Resisting the need to control and conform to social norms does not begin with the teen years. Like mother's milk, it is nourishment we receive from our fathers when we are very young. A la Robin Williams in "Mrs. Doubtfire," a dad's influence is a style thing -- even when parents are separated the father's "presence" is important.
My dad used to brag about the afternoon he babysat my older brother and me while he painted the living room.
I was an infant and my brother was 2. Dad just kept moving me and the blanket I was lying on so I would be next to him and kept on painting.
When my mother returned, she was horrified. I was "just lying there in the middle of the room" needing a diaper change. Who knows what my brother was doing?
Dad's idea of childcare -- as with the rest of life -- was a little rough around the edges.
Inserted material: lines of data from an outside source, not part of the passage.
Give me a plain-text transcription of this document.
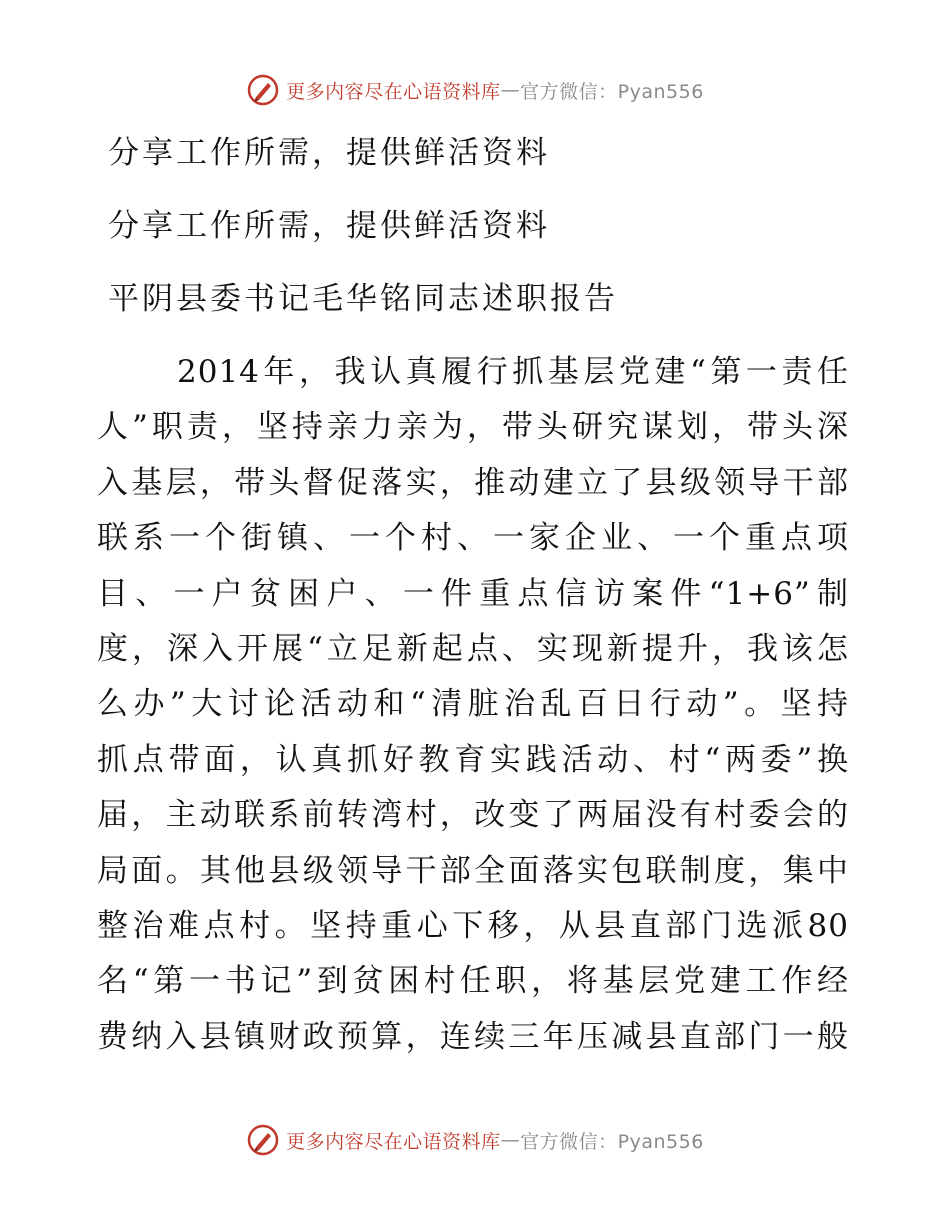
更多内容尽在心语资料库 — 官方微信：Pyan556
分享工作所需，提供鲜活资料
分享工作所需，提供鲜活资料
平阴县委书记毛华铭同志述职报告
2014年，我认真履行抓基层党建“第一责任
人”职责，坚持亲力亲为，带头研究谋划，带头深
入基层，带头督促落实，推动建立了县级领导干部
联系一个街镇、一个村、一家企业、一个重点项
目、一户贫困户、一件重点信访案件“1+6”制
度，深入开展“立足新起点、实现新提升，我该怎
么办”大讨论活动和“清脏治乱百日行动”。坚持
抓点带面，认真抓好教育实践活动、村“两委”换
届，主动联系前转湾村，改变了两届没有村委会的
局面。其他县级领导干部全面落实包联制度，集中
整治难点村。坚持重心下移，从县直部门选派80
名“第一书记”到贫困村任职，将基层党建工作经
费纳入县镇财政预算，连续三年压减县直部门一般
更多内容尽在心语资料库 — 官方微信：Pyan556
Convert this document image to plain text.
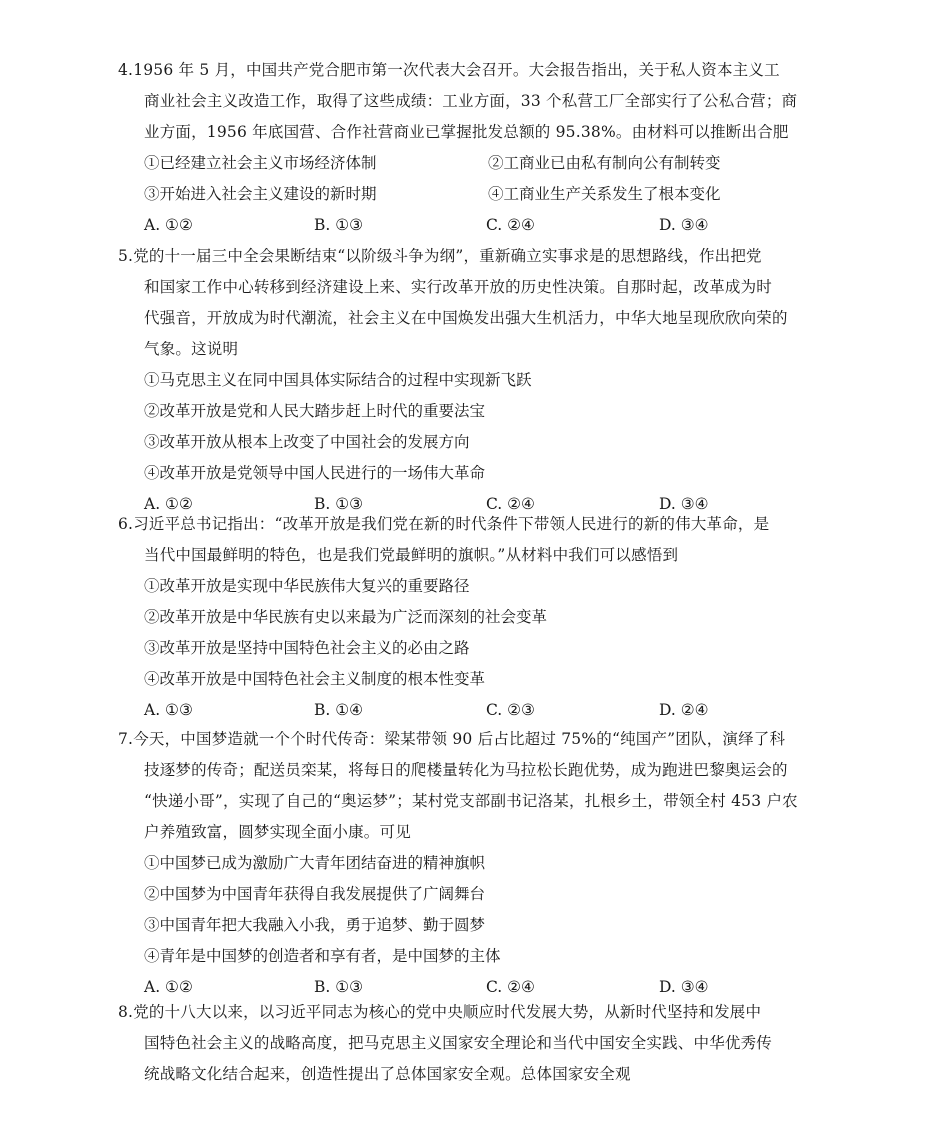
4.1956 年 5 月，中国共产党合肥市第一次代表大会召开。大会报告指出，关于私人资本主义工
商业社会主义改造工作，取得了这些成绩：工业方面，33 个私营工厂全部实行了公私合营；商
业方面，1956 年底国营、合作社营商业已掌握批发总额的 95.38%。由材料可以推断出合肥
①已经建立社会主义市场经济体制	②工商业已由私有制向公有制转变
③开始进入社会主义建设的新时期	④工商业生产关系发生了根本变化
A. ①②	B. ①③	C. ②④	D. ③④
5.党的十一届三中全会果断结束“以阶级斗争为纲”，重新确立实事求是的思想路线，作出把党
和国家工作中心转移到经济建设上来、实行改革开放的历史性决策。自那时起，改革成为时
代强音，开放成为时代潮流，社会主义在中国焕发出强大生机活力，中华大地呈现欣欣向荣的
气象。这说明
①马克思主义在同中国具体实际结合的过程中实现新飞跃
②改革开放是党和人民大踏步赶上时代的重要法宝
③改革开放从根本上改变了中国社会的发展方向
④改革开放是党领导中国人民进行的一场伟大革命
A. ①②	B. ①③	C. ②④	D. ③④
6.习近平总书记指出：“改革开放是我们党在新的时代条件下带领人民进行的新的伟大革命，是
当代中国最鲜明的特色，也是我们党最鲜明的旗帜。”从材料中我们可以感悟到
①改革开放是实现中华民族伟大复兴的重要路径
②改革开放是中华民族有史以来最为广泛而深刻的社会变革
③改革开放是坚持中国特色社会主义的必由之路
④改革开放是中国特色社会主义制度的根本性变革
A. ①③	B. ①④	C. ②③	D. ②④
7.今天，中国梦造就一个个时代传奇：梁某带领 90 后占比超过 75%的“纯国产”团队，演绎了科
技逐梦的传奇；配送员栾某，将每日的爬楼量转化为马拉松长跑优势，成为跑进巴黎奥运会的
“快递小哥”，实现了自己的“奥运梦”；某村党支部副书记洛某，扎根乡土，带领全村 453 户农
户养殖致富，圆梦实现全面小康。可见
①中国梦已成为激励广大青年团结奋进的精神旗帜
②中国梦为中国青年获得自我发展提供了广阔舞台
③中国青年把大我融入小我，勇于追梦、勤于圆梦
④青年是中国梦的创造者和享有者，是中国梦的主体
A. ①②	B. ①③	C. ②④	D. ③④
8.党的十八大以来，以习近平同志为核心的党中央顺应时代发展大势，从新时代坚持和发展中
国特色社会主义的战略高度，把马克思主义国家安全理论和当代中国安全实践、中华优秀传
统战略文化结合起来，创造性提出了总体国家安全观。总体国家安全观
He loved spending time with us kids, and had no interest in the Good Housekeeping seal of approval.
My earliest memory of my father is of Sunday-afternoon trips to the beach. Mom waved good-bye from the doorway, relishing a few hours without kids underfoot.
What I remember most is not the beach but the ride home. Dad put a cardboard box on the back seat of the family Fordand put me on top of it so I could see out. No seatbelts back then.
As soon as we pulled out of the parking lot, still wet and sandy, he began singing Old Man River in his deep, resonant voice I loved so much. It usually lulled me to sleep while my brother hung his head out the window in protest. We looked like a band of gypsies as we rolled along.
Those times with my father helped me learn to love myself -- and others -- without any pretenses. They gave me an inner freedom to trust my instincts, and resiliency to bounce back from disappointments.
I never doubted my father's love for me, and I will always love him for giving me the confidence to be myself, with the freedom to grow.
Now, as a mom myself, I see the deep affection my husband and sons have for each other. I also smile as I watch our sons parenting their children -- and notice some of familiar, "What are you thinking?" reactions of our daughters-in-law. The bonding between dads and kids is timeless -- and a blessing for all concerned.
This Father's Day, last Sunday, we celebrated dads who have the capacity to set aside the fine-tuning of parenting from time to time in favor of the big picture. To some this looks like chaos. To dads it is just kids being kids while learning to become independent, life-affirming adults.